Afrika gibt es nicht. Unzweifelhaft aber gibt es Literatur vom afrikanischen Kontinent. Oder bald auch nicht mehr? Jedenfalls geht die Vermittlung in den deutschsprachigen Raum zurück. Die KennerInnen Chudi Bürgi und Ruedi Küng sprachen kürzlich im bücherraum f über den Stand der Dinge.

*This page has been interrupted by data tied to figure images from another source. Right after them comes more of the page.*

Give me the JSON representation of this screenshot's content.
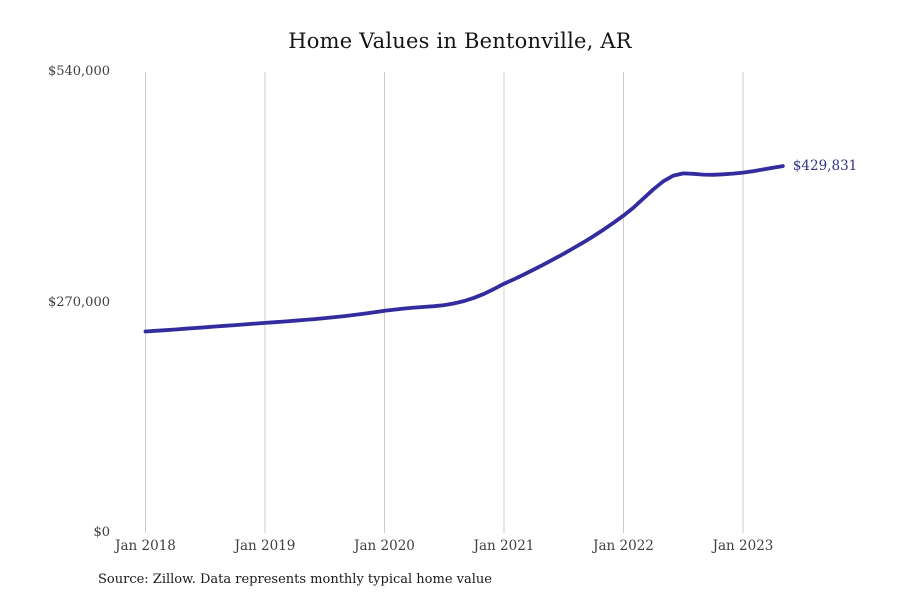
{
  "title": "Home Values in Bentonville, AR",
  "source_note": "Source: Zillow. Data represents monthly typical home value",
  "end_label": "$429,831",
  "colors": {
    "line": "#322c9e",
    "end_label": "#333380",
    "grid": "#cccccc",
    "tick_text": "#3f3f3f",
    "title_text": "#151515",
    "background": "#ffffff"
  },
  "chart_data": {
    "type": "line",
    "title": "Home Values in Bentonville, AR",
    "xlabel": "",
    "ylabel": "",
    "ylim": [
      0,
      540000
    ],
    "grid": "vertical-only",
    "legend": "none",
    "y_ticks": [
      {
        "label": "$540,000",
        "value": 540000
      },
      {
        "label": "$270,000",
        "value": 270000
      },
      {
        "label": "$0",
        "value": 0
      }
    ],
    "x_ticks": [
      {
        "label": "Jan 2018",
        "month_index": 0
      },
      {
        "label": "Jan 2019",
        "month_index": 12
      },
      {
        "label": "Jan 2020",
        "month_index": 24
      },
      {
        "label": "Jan 2021",
        "month_index": 36
      },
      {
        "label": "Jan 2022",
        "month_index": 48
      },
      {
        "label": "Jan 2023",
        "month_index": 60
      }
    ],
    "series": [
      {
        "name": "Monthly typical home value",
        "start_month": "2018-01",
        "end_month": "2023-05",
        "last_value": 429831,
        "values": [
          236000,
          236800,
          237600,
          238400,
          239300,
          240100,
          241000,
          241900,
          242700,
          243500,
          244400,
          245300,
          246100,
          246900,
          247800,
          248700,
          249600,
          250600,
          251700,
          252900,
          254100,
          255500,
          257000,
          258600,
          260300,
          261700,
          263000,
          264000,
          264800,
          265700,
          267000,
          269000,
          271800,
          275500,
          280200,
          285800,
          292000,
          297200,
          302800,
          308600,
          314600,
          320800,
          327200,
          333800,
          340600,
          347800,
          355400,
          363400,
          371800,
          381200,
          391800,
          402600,
          412000,
          418600,
          421200,
          420800,
          419800,
          419600,
          420200,
          421000,
          422200,
          423800,
          425800,
          427800,
          429831
        ]
      }
    ]
  }
}
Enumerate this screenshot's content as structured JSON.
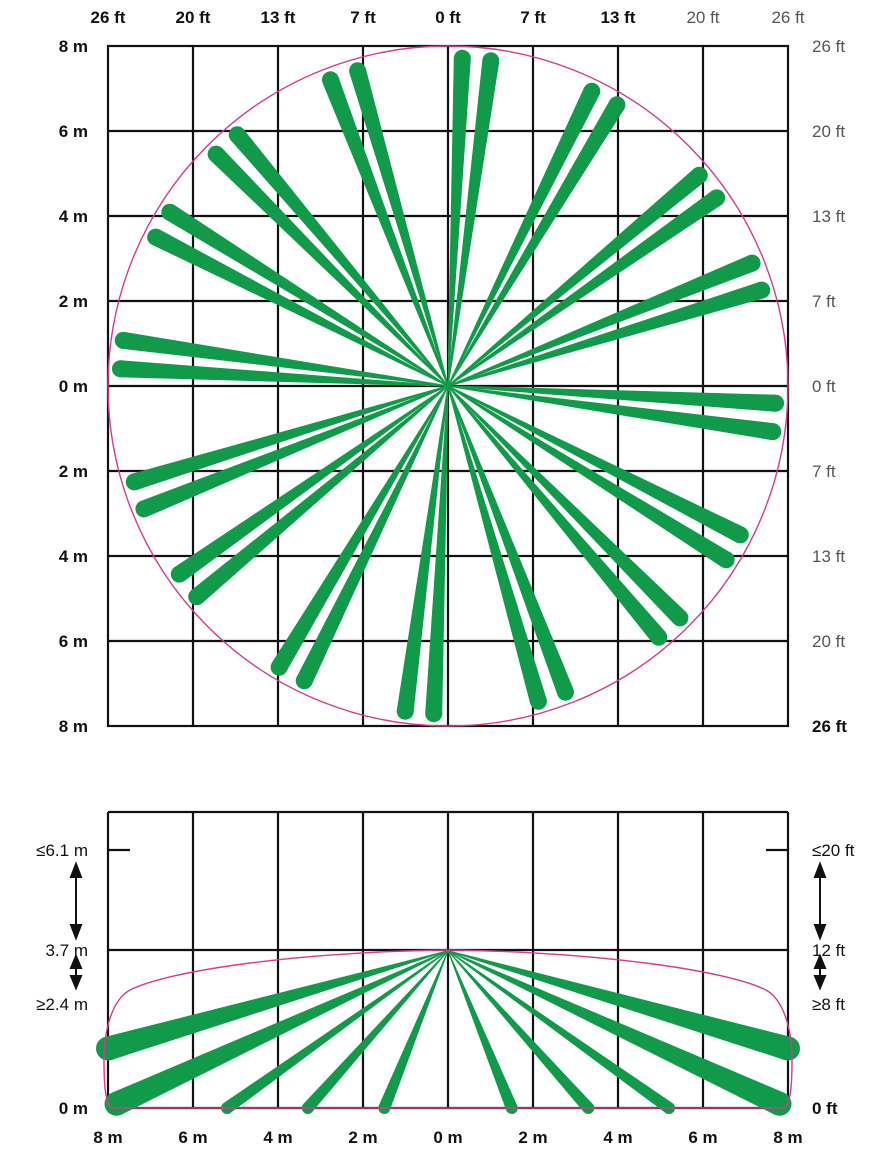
{
  "top_view": {
    "top_axis_labels": [
      "26 ft",
      "20 ft",
      "13 ft",
      "7 ft",
      "0 ft",
      "7 ft",
      "13 ft",
      "20 ft",
      "26 ft"
    ],
    "left_axis_labels": [
      "8 m",
      "6 m",
      "4 m",
      "2 m",
      "0 m",
      "2 m",
      "4 m",
      "6 m",
      "8 m"
    ],
    "right_axis_labels": [
      "26 ft",
      "20 ft",
      "13 ft",
      "7 ft",
      "0 ft",
      "7 ft",
      "13 ft",
      "20 ft",
      "26 ft"
    ],
    "coverage_radius_m": 8,
    "beam_angles_deg": [
      2.5,
      7.5,
      26,
      31,
      50,
      55,
      68,
      73,
      93,
      98,
      117,
      122,
      135,
      140,
      159,
      164,
      182.5,
      187.5,
      206,
      211,
      230,
      235,
      248,
      253,
      273,
      278,
      297,
      302,
      315,
      320,
      339,
      344
    ],
    "beam_color": "#119a4a",
    "boundary_color": "#d33c8f"
  },
  "side_view": {
    "left_height_labels": [
      "≤6.1 m",
      "3.7 m",
      "≥2.4 m",
      "0 m"
    ],
    "right_height_labels": [
      "≤20 ft",
      "12 ft",
      "≥8 ft",
      "0 ft"
    ],
    "bottom_axis_labels": [
      "8 m",
      "6 m",
      "4 m",
      "2 m",
      "0 m",
      "2 m",
      "4 m",
      "6 m",
      "8 m"
    ],
    "mount_height_m": 3.7,
    "beam_targets": [
      {
        "x_m": -8,
        "y_m": 1.4
      },
      {
        "x_m": -7.8,
        "y_m": 0.1
      },
      {
        "x_m": -5.2,
        "y_m": 0
      },
      {
        "x_m": -3.3,
        "y_m": 0
      },
      {
        "x_m": -1.5,
        "y_m": 0
      },
      {
        "x_m": 1.5,
        "y_m": 0
      },
      {
        "x_m": 3.3,
        "y_m": 0
      },
      {
        "x_m": 5.2,
        "y_m": 0
      },
      {
        "x_m": 7.8,
        "y_m": 0.1
      },
      {
        "x_m": 8,
        "y_m": 1.4
      }
    ]
  }
}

Bürgi war langjährige Co-Direktorin bei Artlink, eine Institution, die sich für eine Kontinente überspannende Kultur einsetzt, Ruedi Küng ist bekannt als ehemaliger Afrika-Korrespondent bei Radio DRS und als Publizist. Im Gespräch skizzierten sie die historische «Entdeckung» der Literatur vom afrikanischen Kontinent in Deutschland und in der Schweiz, gingen auf Debatten um eine indigene versus eine Weltliteratur ein und kamen dann auf die eher trübe Gegenwart zu sprechen: Staatliche Subventionen werden gestrichen, Programme zur Kulturvermittlung sind gefährdet, Übersetzungen kaum mehr finanzierbar, Verlage müssen schliessen. Ist Kulturaustausch ein Auslaufmodell? Trotz allem: Es liegt ein unschätzbarer Fundus an Literatur vor, der weiterhin vergrössert wird. Bürgi und Küng nannten einige der wichtigsten AutorInnen und Bücher, wodurch der Beitrag auch zur enthusiastischen Literaturempfehlung wurde.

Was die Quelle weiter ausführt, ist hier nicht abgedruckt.